Sirius looked like he was about to make an excuse to leave a potentially awkward situation. But that just wouldn't do. Remus couldn't think of what to say, so he went against all of his beliefs and policies.
He decided to act.
Remus wrapped one arm around Sirius' neck and left the other where it was, resting on his chest. He reached up and pressed his lips to Sirius' gently. The brush of a feather, that was all.
"Silly puppy," he murmured against Sirius' lips. "I love you too."
Sirius' mouth turned up into a smile. He let his lips linger on Remus'. "Then kiss me."
Smiling at how alike Sirius and Romantic Sap were, Remus closed his eyes and did just as he was told.

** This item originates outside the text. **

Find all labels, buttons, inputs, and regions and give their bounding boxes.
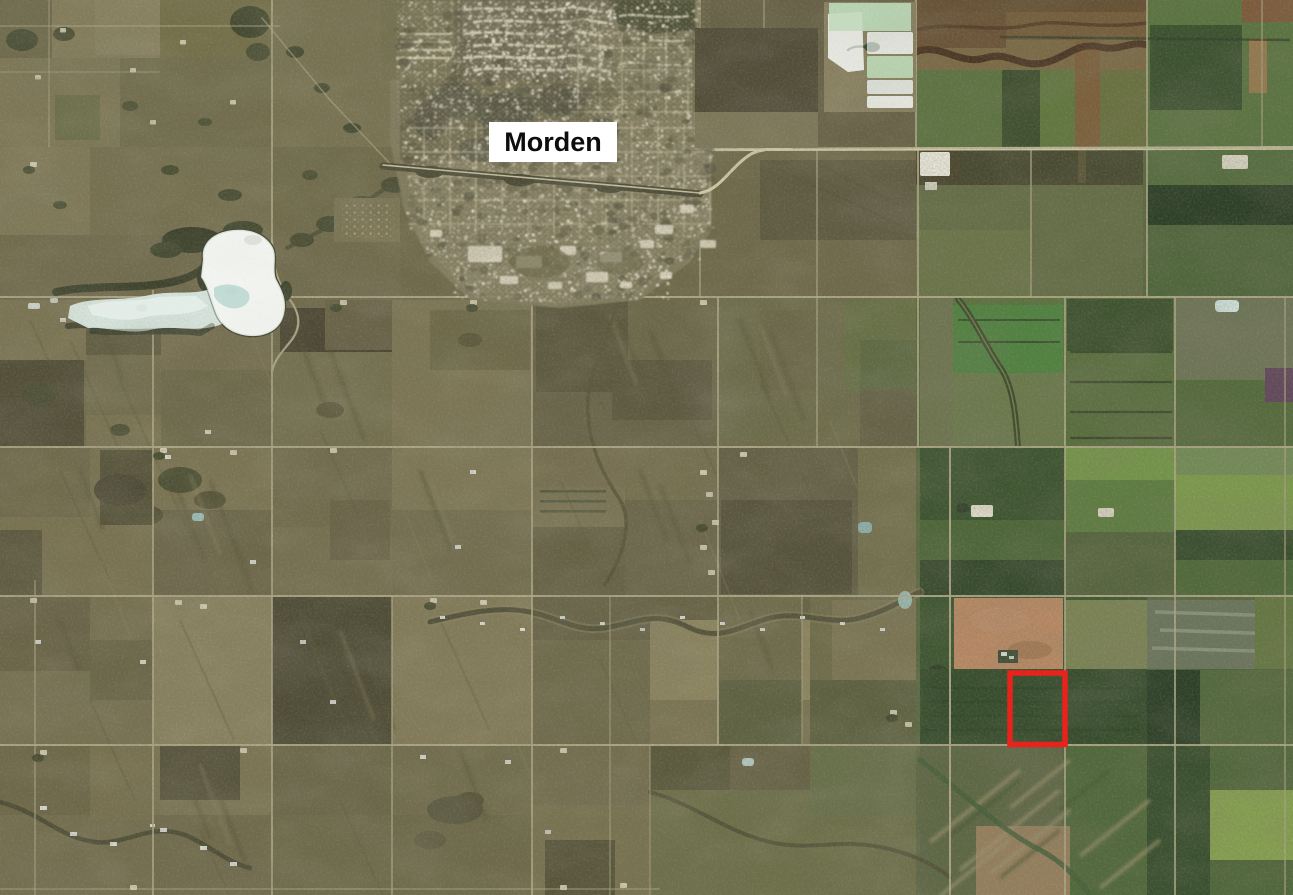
svg-text:Morden: Morden [504,127,602,157]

And only when Sirius was out of breath and delightfully flustered did Remus stop doing as he was told.
"I love you, Remus Lupin," Sirius wheezed, detracting slightly from the romanticism behind his words. But honestly, Remus couldn't care less. He thought the moment was perfect.
"I love you too, Sirius Black."
Remus kissed Sirius' cheek lightly before yawning. Sirius laughed as he heard the bones in Remus' jaw crack. "Looks like you need a good rest, Moony." Remus nodded.
"I do," he mumbled and nestled into position once again, his back resting on Sirius' chest and his head leaning on his shoulder. Sirius' arms wound tightly around Remus once more.
And just as Remus was nuzzling into Sirius' neck and inhaling the intoxicating scent lightly, Sanity strolled in the (metaphorical) door of Remus' mind, wearing a dapper hat and trailing a trunk behind him. He whistled a jaunty tune.
Good day, Remus, thanks again for the holida—Sanity stopped when he saw what Remus was doing.
The trunk clunked to the ground. I LEAVE YOU ALONE FOR 24 HOURS AND THIS IS WHAT HAPPENS?! Sanity shouted. Wait, wait, he continued once he caught on to the situation. Don't tell me. Romantic Sap got to you.
Remus was in no position to deny that, as he was currently being fondled by Sirius Black (and enjoying it).
Three months of hard work…gone. Sanity sighed. Damn.
Remus only grinned in response, wished Sanity well, and gave him another nice long holiday. He had a feeling that he wouldn't be needing him any time soon.
He also promised to give Romantic Sap some more floor time in his mind, and promised that the next time the little voice gave him some advice, Remus would heed it immediately.
"Sirius?" Remus murmured as he fell asleep.
"Yes, my shining little Moonbeam?" Sirius responded with a grin and a kiss to the boy's temple.
Remus sighed happily. "You really do smell lovely." He snuggled in closer to Sirius' neck. "I love you," he mumbled sleepily.
Sirius laughed. "I love you too, you romantic sap."
Remus decided he didn't mind being a romantic sap after all, and fell asleep with a smile on his face.